Sanremo Song Festival Review
If you just can’t get enough of the Sanremo Song Festival (like me!), here’s a great review from a guy called Joe Grima in Malta who watched the whole thing this year – and is very glad he did:
This has been the San Remo of the highest standards of music composition and lyrics. This San Remo has brought together the best batch of professionals in all fields and they have left in their wake the most impressive festival of song that I have ever seen.

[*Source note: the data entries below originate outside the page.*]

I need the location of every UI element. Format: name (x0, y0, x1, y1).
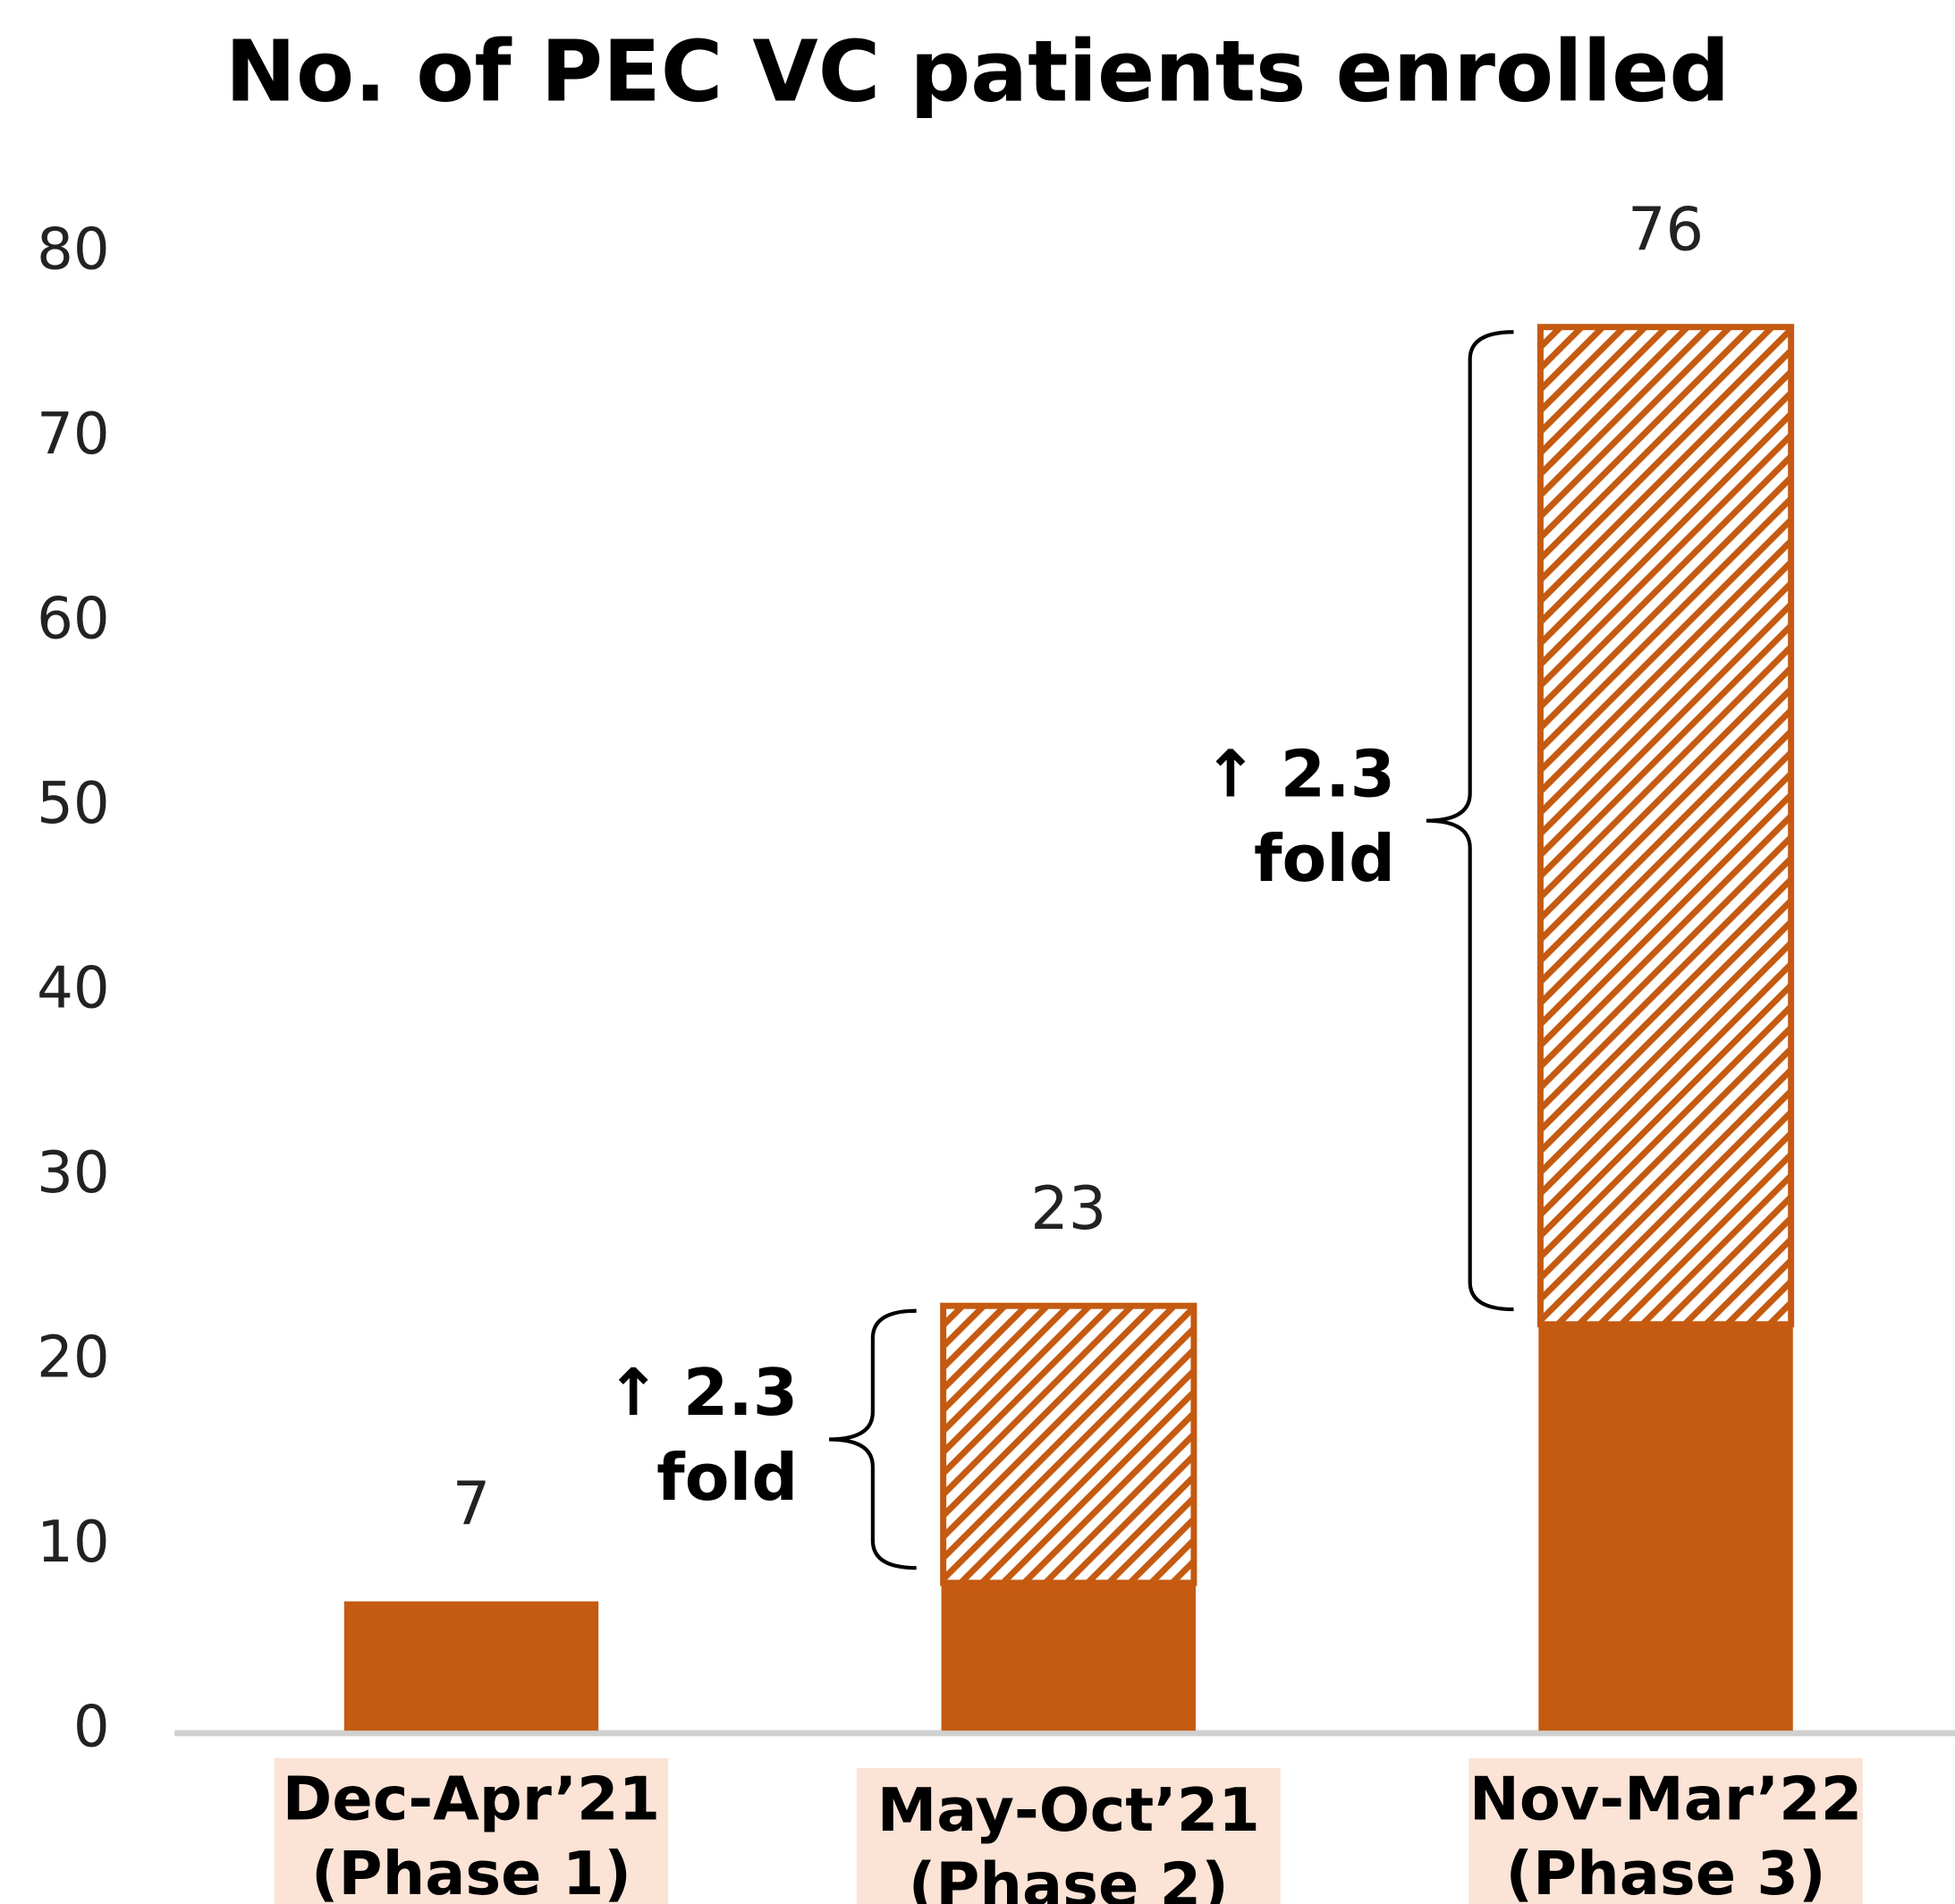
bar-segment (343, 1601, 599, 1731)
bar-segment (1538, 1324, 1793, 1731)
x-tick-label: May-Oct’21 (877, 1775, 1260, 1845)
category-box (274, 1757, 669, 1904)
y-tick-label: 0 (73, 1694, 110, 1761)
x-tick-label: Nov-Mar’22 (1469, 1764, 1862, 1834)
y-tick-label: 30 (37, 1139, 110, 1206)
category-box (856, 1767, 1281, 1904)
y-tick-label: 20 (37, 1324, 110, 1392)
data-label: 23 (1030, 1173, 1106, 1243)
annotation: ↑ 2.3 (1204, 737, 1395, 812)
bar-segment-hatched (940, 1302, 1198, 1587)
y-tick-label: 60 (37, 586, 110, 653)
x-tick-label: (Phase 2) (909, 1850, 1229, 1904)
category-box (1468, 1757, 1863, 1904)
x-tick-label: Dec-Apr’21 (283, 1764, 660, 1834)
data-label: 76 (1628, 195, 1704, 265)
bar-segment (941, 1582, 1196, 1731)
y-tick-label: 50 (37, 770, 110, 837)
y-tick-label: 80 (37, 216, 110, 283)
annotation: ↑ 2.3 (606, 1356, 798, 1431)
y-tick-label: 70 (37, 401, 110, 468)
bar-segment-hatched (1536, 324, 1795, 1328)
x-tick-label: (Phase 3) (1506, 1839, 1826, 1904)
annotation: fold (1254, 822, 1395, 897)
annotation: fold (656, 1441, 798, 1516)
chart-title: No. of PEC VC patients enrolled (225, 22, 1731, 121)
data-label: 7 (453, 1469, 491, 1539)
x-tick-label: (Phase 1) (311, 1839, 631, 1904)
y-tick-label: 40 (37, 955, 110, 1022)
y-tick-label: 10 (37, 1509, 110, 1576)
brace (1426, 330, 1514, 1312)
brace (829, 1308, 917, 1570)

As the husband and I noted when we translated both the overall festival winner “Ti Regalerò Una Rosa” and the winner of the young songwriter’s category “Pensa”, social problems were prominent in this year’s Sanremo Song Festival lyrics. Grima says that although “Pensa” seems like an anti-Mafia song, it’s much more than that:
It is a hymn to those whose courage remains a shining light in a world of darkness – those who gave their lives in order to see this corrupt world changing. It is an invitation to the weak within society to find the strength and bring about change. Think before you pull the trigger, think before you judge people, think before you utter words that hurt and that destroy, think before you give the order. Think before you act because justice is not an illusion. The spirit of the message is encapsulated in those few words.
I’ve had “Pensa” stuck in my head for days now, and can’t wait to get my hands on the compilation CD when it comes out. Grima says that both Fabrizio Moro (who wrote “Pensa”) and Simone Cristicchi (who wrote “Ti Regalerò Una Rosa”) “are destined to become mega personalities in the music world and in their personal lives as well as for having had the guts to speak about taboos.”
Moro and Cristicchi both have very interesting backgrounds, which Grima talks about in his review – really, it’s well worth a read. He also touches on the history of mental hospitals in Italy (the subject of Cristicchi’s song), which is good for some context.